Stuttgart - Die Pannenserie beim Dreamliner von Boeing hat ihren vorläufigen Höhepunkt erreicht: Fast alle der weltweit 50 Prestigeflieger müssen auf Anordnung der Behörden wegen Batterieproblemen auf unbestimmte Zeit am Boden bleiben. Boeing-Chef Jim McNerney bezeichnete den 787 dennoch als sicher und versprach, so schnell wie möglich Lösungen für die Probleme zu finden. Die Produktion in Seattle läuft nach Firmenangaben normal weiter. Air Berlin hat 15 der Flieger geordert, die nach früheren Angaben ab 2015 ausgeliefert werden sollen. Tui erwartet insgesamt 13 Dreamliner, den ersten bereits im Februar.

 

Die Zwangspause für den bislang rund 850-mal bestellten hochmodernen Karbonflieger könnte Boeing aber teuer zu stehen kommen. Mit der staatlichen LOT aus Polen, dem bislang einzigen Dreamliner-Kunden in Europa, kündigte bereits die erste Airline an, Schadenersatzforderungen zu prüfen. Die bis Ende März vereinbarte Auslieferung dreier weiterer Maschinen macht LOT nun von der Behebung der technischen Probleme abhängig.

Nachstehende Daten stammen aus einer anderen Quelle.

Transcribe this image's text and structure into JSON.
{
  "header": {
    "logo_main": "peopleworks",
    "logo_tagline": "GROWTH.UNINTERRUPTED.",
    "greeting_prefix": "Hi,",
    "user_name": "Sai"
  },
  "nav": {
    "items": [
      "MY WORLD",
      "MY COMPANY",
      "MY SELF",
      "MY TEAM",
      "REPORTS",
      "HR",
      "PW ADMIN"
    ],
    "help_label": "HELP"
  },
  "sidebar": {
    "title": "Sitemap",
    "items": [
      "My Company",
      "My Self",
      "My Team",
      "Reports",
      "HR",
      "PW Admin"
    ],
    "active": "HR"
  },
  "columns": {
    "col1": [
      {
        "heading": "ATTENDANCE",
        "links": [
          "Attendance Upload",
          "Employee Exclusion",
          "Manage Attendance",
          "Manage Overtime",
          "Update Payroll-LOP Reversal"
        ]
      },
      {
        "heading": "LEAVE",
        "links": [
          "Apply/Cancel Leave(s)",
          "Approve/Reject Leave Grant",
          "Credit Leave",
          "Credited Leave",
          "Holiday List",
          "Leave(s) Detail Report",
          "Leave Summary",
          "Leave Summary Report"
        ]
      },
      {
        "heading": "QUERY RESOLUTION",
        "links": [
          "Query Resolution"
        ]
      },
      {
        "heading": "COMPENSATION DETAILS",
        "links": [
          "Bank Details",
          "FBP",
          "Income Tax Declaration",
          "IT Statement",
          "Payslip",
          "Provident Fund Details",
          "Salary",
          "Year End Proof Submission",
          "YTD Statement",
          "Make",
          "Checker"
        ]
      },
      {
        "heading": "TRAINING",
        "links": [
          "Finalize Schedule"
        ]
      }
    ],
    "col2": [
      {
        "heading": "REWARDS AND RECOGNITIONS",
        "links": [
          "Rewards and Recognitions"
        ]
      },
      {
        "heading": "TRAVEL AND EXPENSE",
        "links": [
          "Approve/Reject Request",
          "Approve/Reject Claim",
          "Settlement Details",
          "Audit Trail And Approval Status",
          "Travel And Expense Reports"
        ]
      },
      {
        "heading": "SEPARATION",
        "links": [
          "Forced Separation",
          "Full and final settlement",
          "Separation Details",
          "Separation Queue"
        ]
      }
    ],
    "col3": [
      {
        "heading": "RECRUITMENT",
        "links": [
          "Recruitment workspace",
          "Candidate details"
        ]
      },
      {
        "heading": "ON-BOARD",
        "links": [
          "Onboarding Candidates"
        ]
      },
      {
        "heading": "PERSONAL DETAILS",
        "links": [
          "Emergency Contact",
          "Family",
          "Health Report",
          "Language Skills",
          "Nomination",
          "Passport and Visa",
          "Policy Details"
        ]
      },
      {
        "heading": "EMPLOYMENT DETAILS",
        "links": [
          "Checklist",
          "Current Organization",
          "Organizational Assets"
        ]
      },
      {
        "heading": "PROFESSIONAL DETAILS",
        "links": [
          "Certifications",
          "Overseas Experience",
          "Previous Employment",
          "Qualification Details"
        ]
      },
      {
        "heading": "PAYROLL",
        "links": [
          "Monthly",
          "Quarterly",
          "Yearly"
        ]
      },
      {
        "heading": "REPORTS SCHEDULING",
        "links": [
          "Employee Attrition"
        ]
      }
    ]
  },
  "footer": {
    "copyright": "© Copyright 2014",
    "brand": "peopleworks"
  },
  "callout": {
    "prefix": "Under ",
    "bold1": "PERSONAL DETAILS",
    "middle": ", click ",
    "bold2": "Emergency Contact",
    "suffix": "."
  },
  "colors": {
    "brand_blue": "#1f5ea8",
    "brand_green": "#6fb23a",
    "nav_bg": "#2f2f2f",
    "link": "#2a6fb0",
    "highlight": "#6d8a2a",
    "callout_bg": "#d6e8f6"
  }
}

Schlagzeilen mit Pannenserie gemacht

Ein Brand einer Batterie hatte am Mittwoch eine 787-Maschine der japanischen Fluggesellschaft All Nippon Airways (ANA) zu einer Notlandung gezwungen. Daraufhin zog die US-Luftfahrtbehörde die Notbremse (FAA): Die Airlines müssten nachweisen, dass die hochmodernen Lithium-Ionen-Batterien sicher seien, bevor weitere Flüge erlaubt würden. Den Zeitplan ließ die FAA völlig offen. Die Maßnahme gegen ein heimisches Unternehmen ist drastisch, zuletzt gab es laut Branchenexperten einen vergleichbaren Fall 1979 nach einem tödlichen Unglück. Die Luftfahrtbehörden in Europa, Japan, Indien und Katar schlossen sich dem US-Verbot an. In den vergangenen Tagen hatte der Airbus-Rivale neben dem Batteriebrand mit zwei Treibstofflecks, einem Kabelproblem, einer Bremsstörung sowie einem zersprungenen Cockpitfenster Schlagzeilen gemacht.

Japan ist bis jetzt der größte Markt für den Dreamliner, die beiden führenden Fluggesellschaften ANA und Japan Airlines haben 24 der 50 Dreamliner im Dienst. Doch auch Airlines in Indien, Südamerika, Katar, Äthiopien sowie eben in Polen und den USA haben den Dreamliner in der Flotte. Die Bemühungen der Fluggesellschaften, die Dreamliner-Flüge mit anderen Maschinen zu ersetzen, liefen auf Hochtouren. Japan Airlines strich acht Dreamliner-Flüge bis 25. Januar. Fast 1300 Passagiere sind allein dadurch betroffen. Experten schätzten, ANA könnte die Zwangspause pro Tag rund 1,1 Millionen Dollar kosten. Ein Dreamliner der ANA blieb am Frankfurter Flughafen stecken. Er sollte eigentlich nach Japan fliegen. Heute sollen Experten von FAA, Boeing und der US-Behörde für Verkehrssicherheit in Japan gemeinsam die defekte Batterie der betroffenen Maschine inspizieren.

Hochkomplexe Technik

Bei dem Akku handelt es sich um ein hochmodernes Modell. Der Nachteil dieses Typs ist aber, dass die Batterien sich bei einer Überlastung leicht entzünden können und der Brand wegen des dann freigesetzten Chemiecocktails schwerer zu löschen ist als bei herkömmlichen Batterien. Kritiker haben Boeing vorgeworfen, zu schnell in die Produktion gegangen zu sein. Boeing hat dies zurückgewiesen. Grundsätzlich kommt diese neue Generation von Batterien in vielen Bereichen bislang problemlos zum Einsatz, etwa bei Satelliten.

Probleme mit der hochkomplexen Technik modernster Flugzeuge scheinen bei Markteinführungen dazuzugehören. Ein weiteres Beispiel sind die Haarrisse beim Superjumbo A380 von Airbus vor rund einem Jahr. Der Boeing-Konkurrent enthält sich deshalb auch hämischer Kommentare. Airbus hatte schon Jahre zuvor Probleme mit seinem Vorzeigemodell. Der Mutterkonzern EADS musste verkünden, dass das A380-Projekt in Milliardenhöhe über dem Budget liege. Die Auslieferung des Fliegers verzögerte sich mehrmals, unter anderem wegen Problemen beim Einbau der Verkabelung.